Gaussian approximation for non-linearity parameter estimation in perturbed random fields on the sphere

TL;DR

This paper rigorously analyzes the asymptotic behavior of a spherical harmonic-based estimator for primordial non-Gaussianity in the CMB, providing theoretical guarantees and practical insights for high-resolution data analysis.

Contribution

It establishes a quantitative central limit theorem for the KSW estimator using Wiener chaos theory, with explicit convergence rates.

Findings

Proves a central limit theorem for the estimator.

Provides explicit convergence rates based on multipole range.

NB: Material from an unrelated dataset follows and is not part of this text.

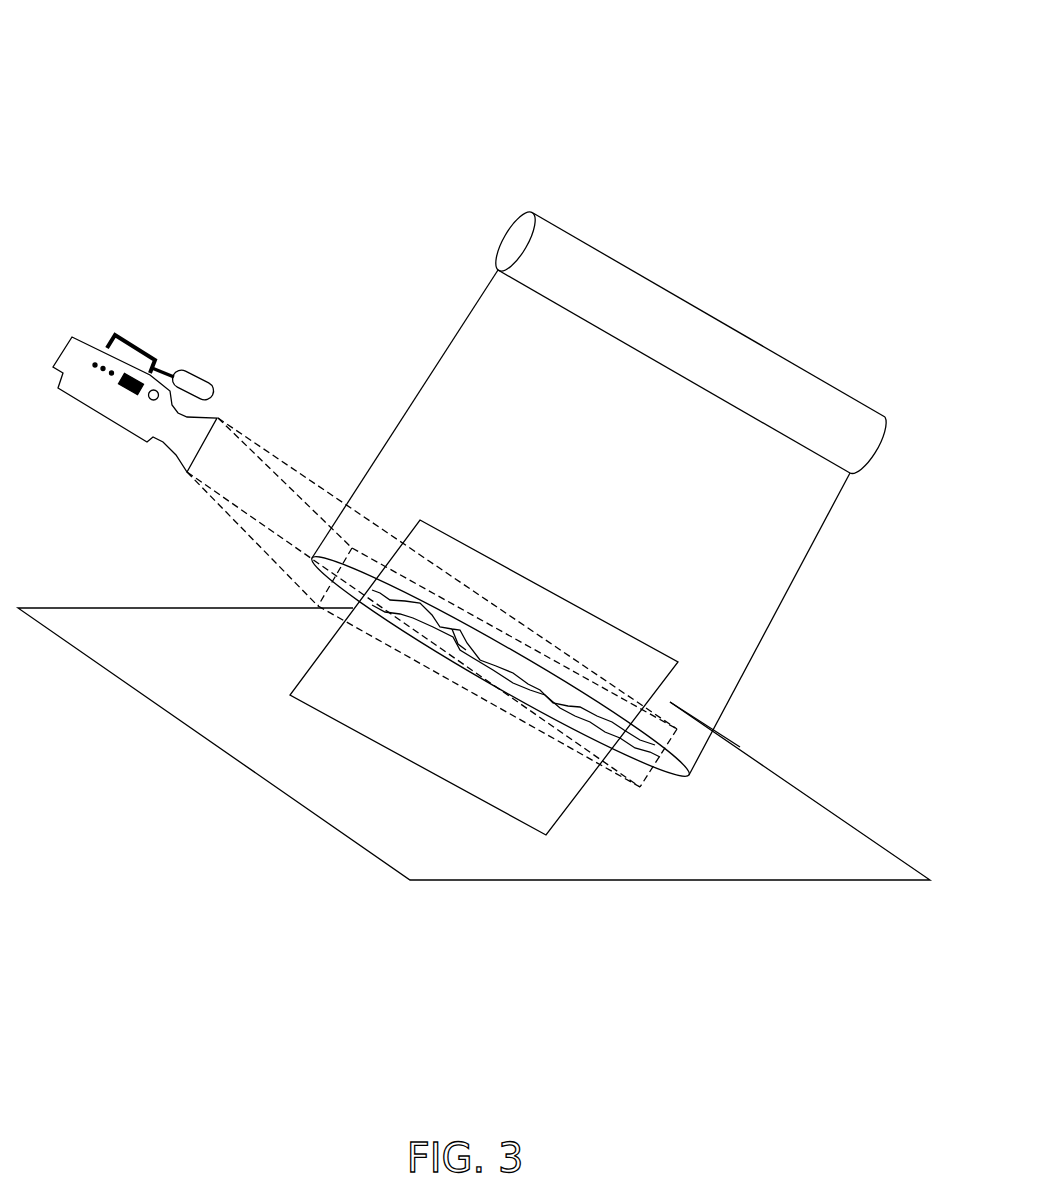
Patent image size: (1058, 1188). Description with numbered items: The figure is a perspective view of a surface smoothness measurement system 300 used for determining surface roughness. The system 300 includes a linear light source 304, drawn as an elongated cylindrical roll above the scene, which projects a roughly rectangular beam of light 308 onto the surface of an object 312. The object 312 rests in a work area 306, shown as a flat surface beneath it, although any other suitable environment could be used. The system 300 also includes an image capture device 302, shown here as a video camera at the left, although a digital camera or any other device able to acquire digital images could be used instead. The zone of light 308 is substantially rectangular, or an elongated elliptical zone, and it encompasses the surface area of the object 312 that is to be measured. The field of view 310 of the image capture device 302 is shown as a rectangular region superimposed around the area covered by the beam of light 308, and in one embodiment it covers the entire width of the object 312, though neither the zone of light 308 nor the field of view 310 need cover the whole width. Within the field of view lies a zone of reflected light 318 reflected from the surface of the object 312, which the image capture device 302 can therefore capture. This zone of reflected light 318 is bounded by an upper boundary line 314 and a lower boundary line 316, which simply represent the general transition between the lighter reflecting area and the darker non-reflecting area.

Ensures robustness of the estimator for high-resolution CMB data.

Abstract

The nonlinear parameter measures the amplitude of primordial non-Gaussianity in the cosmic microwave background radiation (CMB), offering a crucial test of early universe models. While standard single field inflation predicts nearly Gaussian fluctuations, more complex scenarios yield subtle non Gaussian signals, particularly captured by the CMB bispectrum. In the local model, these signals arise through a quadratic correction to a Gaussian field. To estimate the nonlinear parameter, we adopt a Komatsu Spergel Wandelt (KSW) type estimator, based on spherical harmonics and Wigner 3j symbols, and adapted to narrow band configurations that depend on the range of multipoles considered. In this paper, we rigorously study its asymptotic properties by applying fourth-moment theorems from Wiener chaos theory. More in detail, we establish a quantitative central limit theorem for the KSW estimator, with an explicit convergence rate controlled by number of admissible multipoles. Our results establish both theoretical guarantees and practical robustness for high resolution CMB analyses.